LOWELL — While acknowledging it does not know where to put former Mayor Patrick Murphy’s controversial portrait, the City Council voted unanimously Tuesday night to ask its rules subcommittee to establish guidelines as to what the mayoral portrait should consist of.
Murphy’s portrait shows him holding hands with his wife and young child with their backs to the camera in a leafy alley. It’s in sharp contrast to the portraits that line the walls of City Hall showing former mayors in dress clothes, staring straight ahead, while often standing in the City Council chamber.
City Councilor Rita Mercier first voiced her opposition to it last week to a Sun reporter, then filed the motion for Tuesday’s council meeting.
“I never thought I’d see the day when someone had to make this motion,” Mercier said Tuesday night. “There’s no guideline on being dressed up, so maybe I should have worn pajamas and slippers to the meeting. … (The proposed fiscal 2014 budget) says mayor’s portrait. It doesn’t say mayor’s family portrait.
“That picture is a beautiful picture. It just doesn’t fit in this setting. It belongs on his mantel in his home. It’s not a reality show, ‘Keeping Up with the Kardashians.’ It’s not about turning your back to the public. It’s supposed to be about the person chosen to lead the City Council leading in a dignified way. Although there are no official rules in place, it’s a given.”
Councilor Jim Milinazzo clarified by saying the vote was to address future mayoral portraits.
“I don’t think this motion was to look back and say to Mayor Murphy, ‘You cannot hang that portrait in City Hall,’ ” said Milinazzo.
Mayor Rodney Elliott said the lack of existing protocol makes it difficult to decide how to handle Murphy’s portrait.
“The challenge is moving the portraits to where they will fit and where they will hang. There really is no rhyme or reason other than the most current hang outside and then shift all over the place,” he said.
Elliott said the line item in the budget deals with the mayor’s portrait.
“The definition of a portrait is an image of an individual. It is taxpayers’ money and it should be an individual portrait. I don’t know what to do with it right now as the current mayor to go along with what has been done in the past. It’s not consistent. It’s not on canvas. It’s not framed. We do have many more issues, but this has been an issue in the past with prior mayors.”
Councilor John Leahy said, “I don’t mind anybody being different, but in this case, we’re looking for a traditional portrait of a mayor.”
In other business, one week after blocking one board appointment of City Manager Bernie Lynch while approving two others, the council voted 8-1 to request Lynch hold further appointments until a new manager is hired.
Speaking in support of his motion, Elliott said, “Now that we’ve initiated the hiring process for a new city manager, it might be a good idea to hold off on city-manager appointments. Long-term appointments and individuals play an important role on not only regulatory boards, but other commissions. We’ve done it in the past and I believe it’s good practice and good policy that we hold off on these until a new city manager is in place.”
Milinazzo, the lone vote against Elliott’s motion, said he opposed it because it could be in violation of the city charter.

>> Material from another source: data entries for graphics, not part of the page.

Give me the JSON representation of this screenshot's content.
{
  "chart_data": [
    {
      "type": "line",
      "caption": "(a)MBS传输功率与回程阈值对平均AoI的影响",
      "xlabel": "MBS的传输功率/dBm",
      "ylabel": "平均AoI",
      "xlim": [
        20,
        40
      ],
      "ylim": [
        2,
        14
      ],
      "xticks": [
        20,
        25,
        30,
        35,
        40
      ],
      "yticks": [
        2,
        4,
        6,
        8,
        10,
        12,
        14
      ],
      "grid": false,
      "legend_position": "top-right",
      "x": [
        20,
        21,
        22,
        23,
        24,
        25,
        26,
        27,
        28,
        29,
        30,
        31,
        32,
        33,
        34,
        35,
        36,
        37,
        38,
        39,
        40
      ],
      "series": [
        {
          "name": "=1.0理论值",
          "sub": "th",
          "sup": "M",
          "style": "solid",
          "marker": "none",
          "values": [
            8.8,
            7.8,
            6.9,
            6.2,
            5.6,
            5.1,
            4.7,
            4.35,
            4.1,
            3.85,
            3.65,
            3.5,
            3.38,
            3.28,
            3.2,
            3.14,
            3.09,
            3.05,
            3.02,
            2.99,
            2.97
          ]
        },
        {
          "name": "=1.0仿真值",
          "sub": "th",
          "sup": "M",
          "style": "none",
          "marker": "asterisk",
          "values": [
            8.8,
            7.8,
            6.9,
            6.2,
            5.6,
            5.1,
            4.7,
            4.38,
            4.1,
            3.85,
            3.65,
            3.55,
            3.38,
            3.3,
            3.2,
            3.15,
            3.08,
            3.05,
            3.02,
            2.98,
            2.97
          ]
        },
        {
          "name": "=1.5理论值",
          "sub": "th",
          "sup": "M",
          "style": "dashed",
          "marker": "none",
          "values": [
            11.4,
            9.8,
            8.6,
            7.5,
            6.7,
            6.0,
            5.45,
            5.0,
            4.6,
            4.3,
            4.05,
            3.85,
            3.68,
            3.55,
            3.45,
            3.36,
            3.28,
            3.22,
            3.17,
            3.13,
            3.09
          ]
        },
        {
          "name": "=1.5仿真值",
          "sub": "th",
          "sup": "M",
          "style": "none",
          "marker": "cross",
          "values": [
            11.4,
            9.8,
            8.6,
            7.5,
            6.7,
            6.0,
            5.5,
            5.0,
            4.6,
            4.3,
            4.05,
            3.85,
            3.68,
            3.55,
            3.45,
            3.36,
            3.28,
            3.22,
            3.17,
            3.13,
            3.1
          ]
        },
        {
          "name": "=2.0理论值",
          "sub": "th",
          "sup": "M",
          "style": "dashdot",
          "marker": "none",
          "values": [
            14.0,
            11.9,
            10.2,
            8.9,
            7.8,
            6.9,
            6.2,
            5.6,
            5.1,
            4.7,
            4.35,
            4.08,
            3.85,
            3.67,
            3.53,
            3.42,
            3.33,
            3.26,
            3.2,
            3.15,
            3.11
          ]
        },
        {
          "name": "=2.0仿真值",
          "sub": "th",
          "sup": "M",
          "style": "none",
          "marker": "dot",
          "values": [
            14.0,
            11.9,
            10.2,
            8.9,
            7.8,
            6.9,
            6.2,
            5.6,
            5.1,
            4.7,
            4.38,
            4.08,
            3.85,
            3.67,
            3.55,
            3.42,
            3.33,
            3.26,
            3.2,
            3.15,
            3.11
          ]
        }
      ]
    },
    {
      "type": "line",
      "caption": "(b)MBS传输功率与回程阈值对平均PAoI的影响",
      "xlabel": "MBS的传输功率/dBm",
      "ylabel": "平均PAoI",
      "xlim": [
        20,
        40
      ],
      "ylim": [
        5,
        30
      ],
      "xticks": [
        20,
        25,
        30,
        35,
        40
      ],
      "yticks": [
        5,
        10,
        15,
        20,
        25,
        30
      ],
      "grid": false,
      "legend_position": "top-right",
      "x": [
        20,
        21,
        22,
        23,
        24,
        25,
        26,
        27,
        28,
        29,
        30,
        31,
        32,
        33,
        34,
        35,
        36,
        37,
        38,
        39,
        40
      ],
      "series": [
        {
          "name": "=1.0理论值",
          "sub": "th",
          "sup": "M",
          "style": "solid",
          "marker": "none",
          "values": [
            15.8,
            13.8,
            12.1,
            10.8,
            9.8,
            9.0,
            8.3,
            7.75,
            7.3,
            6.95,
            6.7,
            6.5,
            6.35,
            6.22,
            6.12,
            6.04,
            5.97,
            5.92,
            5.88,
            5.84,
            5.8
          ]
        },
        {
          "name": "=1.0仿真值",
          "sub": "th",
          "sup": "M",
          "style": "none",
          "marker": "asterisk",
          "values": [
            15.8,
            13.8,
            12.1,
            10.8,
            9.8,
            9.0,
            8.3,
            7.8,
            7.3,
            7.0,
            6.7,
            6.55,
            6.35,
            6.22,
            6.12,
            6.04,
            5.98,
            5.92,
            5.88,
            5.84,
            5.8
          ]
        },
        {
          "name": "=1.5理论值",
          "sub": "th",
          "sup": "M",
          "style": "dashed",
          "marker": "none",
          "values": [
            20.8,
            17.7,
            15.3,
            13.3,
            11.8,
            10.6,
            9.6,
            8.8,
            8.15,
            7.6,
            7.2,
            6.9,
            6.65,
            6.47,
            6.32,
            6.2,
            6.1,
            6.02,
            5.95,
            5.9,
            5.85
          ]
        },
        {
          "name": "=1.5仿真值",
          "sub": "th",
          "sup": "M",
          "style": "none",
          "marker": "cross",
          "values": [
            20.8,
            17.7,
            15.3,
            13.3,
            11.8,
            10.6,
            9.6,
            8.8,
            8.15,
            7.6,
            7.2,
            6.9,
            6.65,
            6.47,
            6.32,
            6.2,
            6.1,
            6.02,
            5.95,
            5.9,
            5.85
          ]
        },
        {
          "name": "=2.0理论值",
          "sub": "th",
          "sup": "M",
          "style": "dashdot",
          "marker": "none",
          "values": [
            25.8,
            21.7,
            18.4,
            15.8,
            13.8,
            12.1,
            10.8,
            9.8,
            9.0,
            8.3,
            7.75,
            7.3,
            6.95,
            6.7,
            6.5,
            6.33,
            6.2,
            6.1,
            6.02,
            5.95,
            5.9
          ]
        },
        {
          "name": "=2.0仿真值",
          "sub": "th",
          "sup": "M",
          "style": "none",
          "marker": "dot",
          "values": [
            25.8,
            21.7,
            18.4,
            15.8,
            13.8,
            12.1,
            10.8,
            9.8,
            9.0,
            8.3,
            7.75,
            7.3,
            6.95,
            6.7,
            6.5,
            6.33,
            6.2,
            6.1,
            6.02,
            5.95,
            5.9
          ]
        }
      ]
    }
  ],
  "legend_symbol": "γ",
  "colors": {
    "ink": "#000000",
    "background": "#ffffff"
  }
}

“I understand the reason behind Mayor Elliott’s motion. I hope at this point in time since the manager announced he’s leaving that he got the message. If it violates the charter, it’s not a motion I can support.”
Interestingly, Milinazzo said he supported a similar motion in 2006.
“In this business, you can’t have a do-over, but thinking about it, I’m not sure it was the right vote eight years ago. I’m not supporting this motion so I’m not being consistent, but I believe after it’s been discussed the last three meetings that the manager has gotten the message. In the spirit of what the mayor is trying to achieve here, I hope you get the message and won’t be bringing many appointments forward, but in possible violation of the charter, I don’t support this.”
Lynch quickly said he thought Elliott’s motion was in violation of the charter, but added, “It’s not my intention to wave the charter around. It’s not my intention to bring any further appointments moving forward unless it’s an emergency and we need to get someone on a regulatory board. I would notify the council. I think operation of the city is crucial, but I concur with the notion we should let the next manager make those appointments and I have no intention of bringing other appointments forward at this time.”
Councilor Edward Kennedy said, “The motion is worded as a request so I don’t see it as a violation of the charter. I will support the motion, but if any appointments are compelling, I hope he will bring them forward. It is a request so I think we should pass it and move forward.”
Councilor Corey Belanger said, “You are here until March 10 and you need all the powers you can to run the city efficiently, but I appreciate you conceding here. I see problems that could arise with appointments that could divide this council. I’ve already had to say ‘no’ to some good people and I don’t want to have do this again.”